とっさに手で目を覆いつつ半眼になり、声の主へと目を向ければ、ベルが立っていた。
「こんな所で寝ていたら風邪をひくぞ」
「ええっと? ランシェルか?」
「は?」
よしよし現実だな。ランシェルのありがた迷惑な夢の中じゃないようだ。
なぜ自分をランシェルと間違えたのかと怪訝な表情に変わるベルだったが、あえてそこは伏せておく。
「アルスン老から聞いたぞ」
俺が新たな力を習得したということに満足げ。
会得は簡単だったけど、その後の能力使用テストで翁といい勝負をしたから、楽して覚えたわけではないので許していただきたい。
「どうだ。新たな力は?」
「おお、いいぞ。身体能力が倍になるようなもんだから、残火の剣術だけでなく、拳打である烈火も威力が上がる。悪漢程度なら素手で対処出来るだろうな」
「そうかそうか」
俺の成長を部下の成長とばかりに喜ぶベル。
「ならば――」
「いや、いいよ! まじで! 試し合いは! うん。夜になるし、操艦に集中しないといけない時間帯だから」
「そうか。それは残念だ」
いや、俺の敗北する未来しかないから。ベルとの模擬戦イベントでは、必ずズタボロになって負ける敗北者じゃけェ。

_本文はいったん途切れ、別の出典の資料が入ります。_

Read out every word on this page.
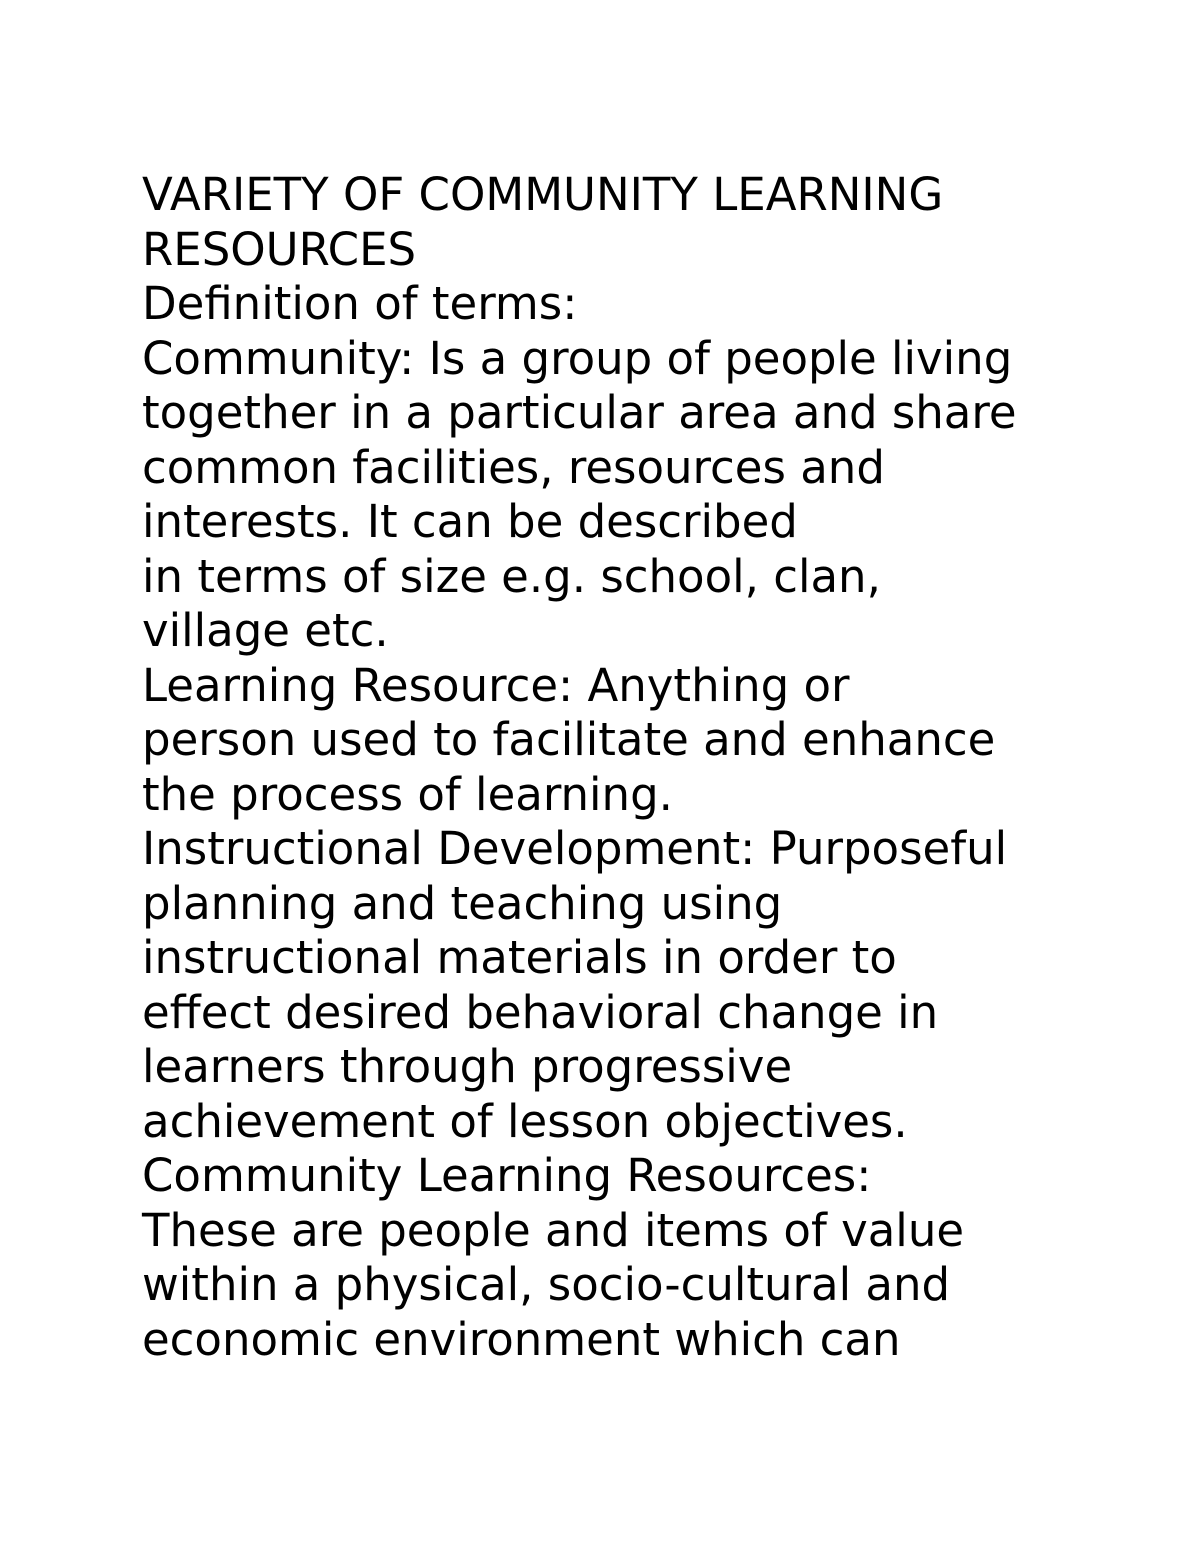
VARIETY OF COMMUNITY LEARNING
RESOURCES
Definition of terms:
Community: Is a group of people living
together in a particular area and share
common facilities, resources and
interests. It can be described
in terms of size e.g. school, clan,
village etc.
Learning Resource: Anything or
person used to facilitate and enhance
the process of learning.
Instructional Development: Purposeful
planning and teaching using
instructional materials in order to
effect desired behavioral change in
learners through progressive
achievement of lesson objectives.
Community Learning Resources:
These are people and items of value
within a physical, socio-cultural and
economic environment which can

というか、腕試し以外のイベントがあってもいいじゃないか。
これを拒んだことで好感度が落ちるって事はないだろうけど。今回は体力が本当にもっていかれたからな。この辺はベルだって理解してくれているはず。
申し訳ないけど、腕試しはまた後日。
もちろん口にはしないけど。後日とか言ってしまうと、近いうちベルと戦わないといけなくなりそうだからな。
「しかし、今回はよくやったな」
「誰も倒れることなく地龍を救えたのは本当によかったよ」
「そうだな」
「火龍の時は無理させたからな」
「私が無理しなくていいくらいには、お前も成長しているということだな」
何という優しい笑み。夕陽に当てられた柔和な笑みは、俺の心を一撃で射抜くね。
腕試しではなく、こういったまったりと二人で時間を過ごすイベントをもっとください。
「さて、腕試しはまた今度だな。私は子供たちを寝かせてくる」
「……ああ」
だから、まったりイベントをください……。
腕試しがないなら即イベント終了とか。酷いですよね。
「…………本当に、淋しいもんだ」
「何がだ?」
露天艦橋にて、夜空の下ミズーリを操る俺の横では、昼間同様にゲッコーさんと地龍が周辺警戒をしてくれる。
「ハハハ……」
ゲッコーさんの問いに乾いた笑いで返す。
「まあ、華やかではないからな」
しっかりと現状を理解してくれたようだ。
ハーレムとはまではいかなくても、せめて女性枠がほしいところだよ。
横から温かいお茶を出してくれたりさ――――。
「皆様お疲れ様です。温かいお茶をご用意いたしました。地龍様も飲まれますか」
「いただこう。もちろんカップでな。皿でなくていい」
闇夜に溶け込まない紫色の髪に、闇夜に妖艶に輝く黄色い瞳。
女性枠を欲しいと願ったけども、男の娘メイドは頼んでないよ神様……。
柔らかい笑みを湛えながら注いでくれるランシェルの紅茶は、とてもおいしかった。
本当に女の子でないのが悔やまれる。
残念な気持ちになりつつも、地龍が蔦を上手く利用して、カップに入った紅茶を飲んでいるのは見事だった。
皿を全力で回避したのは、ペット的なイメージを俺たちに与えたくないからだろうな。
「こんなにも速くに到着できるのだな」
船旅も終わりに近づく。
ミズーリを襲う気概ある海のモンスターはおらず、何事もなく到着しそうだ。
視界には陸地が見えてきた。お久しぶりの人間が住むカルディア大陸だ。
甲板ではガルム氏が俺の横で驚いてくれる。
船であるのに、集落以上の生活環境。
潤沢な食事と寝室。抜群のコンディションで上陸を迎えることが出来ると鋭い犬歯を覗かせながら笑ってくれる。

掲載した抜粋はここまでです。